BLM co-founder resigns amid real estate controversy
Marxist owns US$3 million in property
A Black Lives Matter cofounder has resigned from her role as executive director amid controversy over her US$3 million property portfolio.
Patrisse Cullors, who founded the racial justice movement in 2013, is a self-described Marxist but faced criticism after it was reported last month that she owns four properties, including a US$1.4 million house in Malibu and a ranch in Georgia.
The 37-year-old says she was the victim of “right-wing attacks that tried to discredit my character,” and that her resignation had long been planned because she has a new book and television deal.
“I don’t operate off of what the right thinks about me,” she added as she denied that finances had any relation to her resignation.
BLM said she had “received a total of US$120,000 since the organization’s inception” following the 2013 acquittal of George Zimmerman, the neighbourhood watch volunteer who killed 17-year-old Trayvon Martin in Florida. Claims that she had misused donations to purchase property were strongly denied and last month she told the Black News Channel that suggestions of financial impropriety against her were “categorically untrue.”

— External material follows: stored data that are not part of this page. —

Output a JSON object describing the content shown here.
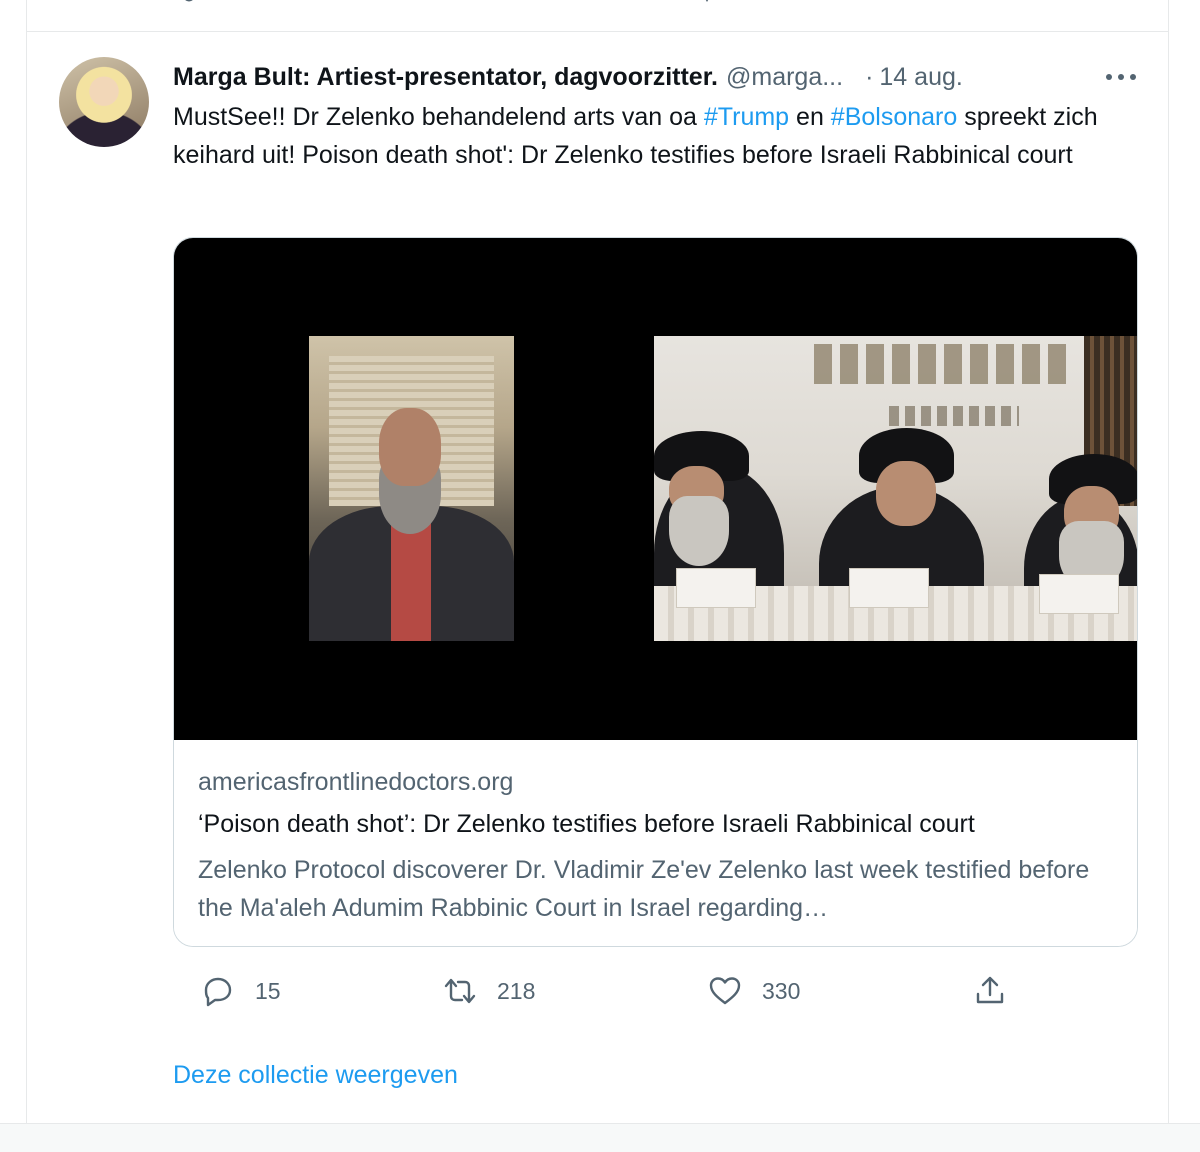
{
  "tweet": {
    "author_name": "Marga Bult: Artiest-presentator, dagvoorzitter.",
    "handle": "@marga...",
    "separator": "·",
    "date": "14 aug.",
    "text_segments": {
      "part1": "MustSee!! Dr Zelenko behandelend arts van oa ",
      "hashtag1": "#Trump",
      "part2": "  en ",
      "hashtag2": "#Bolsonaro",
      "part3": " spreekt zich keihard uit! Poison death shot': Dr Zelenko testifies before Israeli Rabbinical court"
    },
    "card": {
      "domain": "americasfrontlinedoctors.org",
      "title": "‘Poison death shot’: Dr Zelenko testifies before Israeli Rabbinical court",
      "description": " Zelenko Protocol discoverer Dr. Vladimir Ze'ev Zelenko last week testified before the Ma'aleh Adumim Rabbinic Court in Israel regarding…"
    },
    "actions": {
      "reply_icon": "reply-icon",
      "reply_count": "15",
      "retweet_icon": "retweet-icon",
      "retweet_count": "218",
      "like_icon": "heart-icon",
      "like_count": "330",
      "share_icon": "share-icon"
    },
    "show_collection": "Deze collectie weergeven"
  },
  "colors": {
    "link": "#1d9bf0",
    "secondary_text": "#536471",
    "primary_text": "#0f1419",
    "border": "#cfd9de"
  }
}
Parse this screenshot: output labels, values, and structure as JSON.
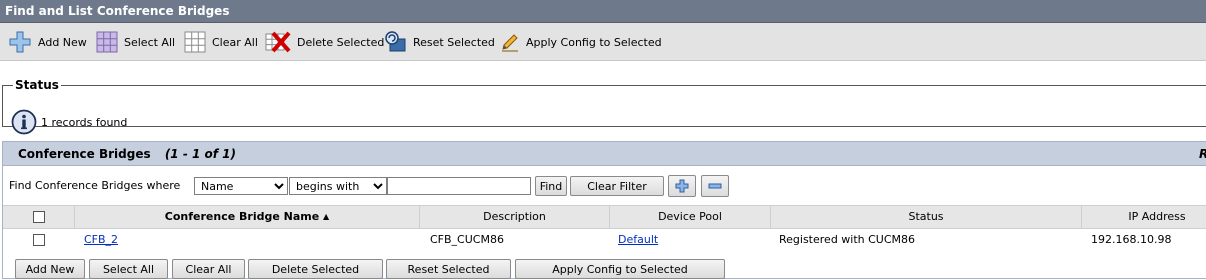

But she faced criticism from BLM organizers over the way she has spent her money. “If you go around calling yourself a socialist, you have to ask how much of her own personal money is going to charitable causes,” Hawk Newsome, a Black Lives Matter organizer, told the New York Post.
“It’s really sad because it makes people doubt the validity of the movement.”
BLM collected US$90 million in donations last year, as the movement hit the global spotlight following the murder of George Floyd by police officer Derek Chauvin in Minneapolis.
The foundation spent a third of that sum in 2020 on operating expenses, grants to black-led organizations and other charitable giving. But concerns have been raised as to how much funding was spent on justice programs.
Activists called for more transparency and said more should be given to the black communities directly impacted by police brutality.
“I know some of (the families) are feeling exploited, their pain exploited,” said Rev. T. Sheri Dickerson, a representative of the BLM10, a national group of organizers that has publicly criticized the foundation over funding and transparency.
In 2018, Cullors’ book When They Call You a Terrorist: A Black Lives Matter Memoir became a New York Times bestseller. She will release An Abolitionist’s Handbook in October and has a multi-year deal with Warner Bros. to produce original content centred on black stories. The first of her TV projects will debut in July, she said.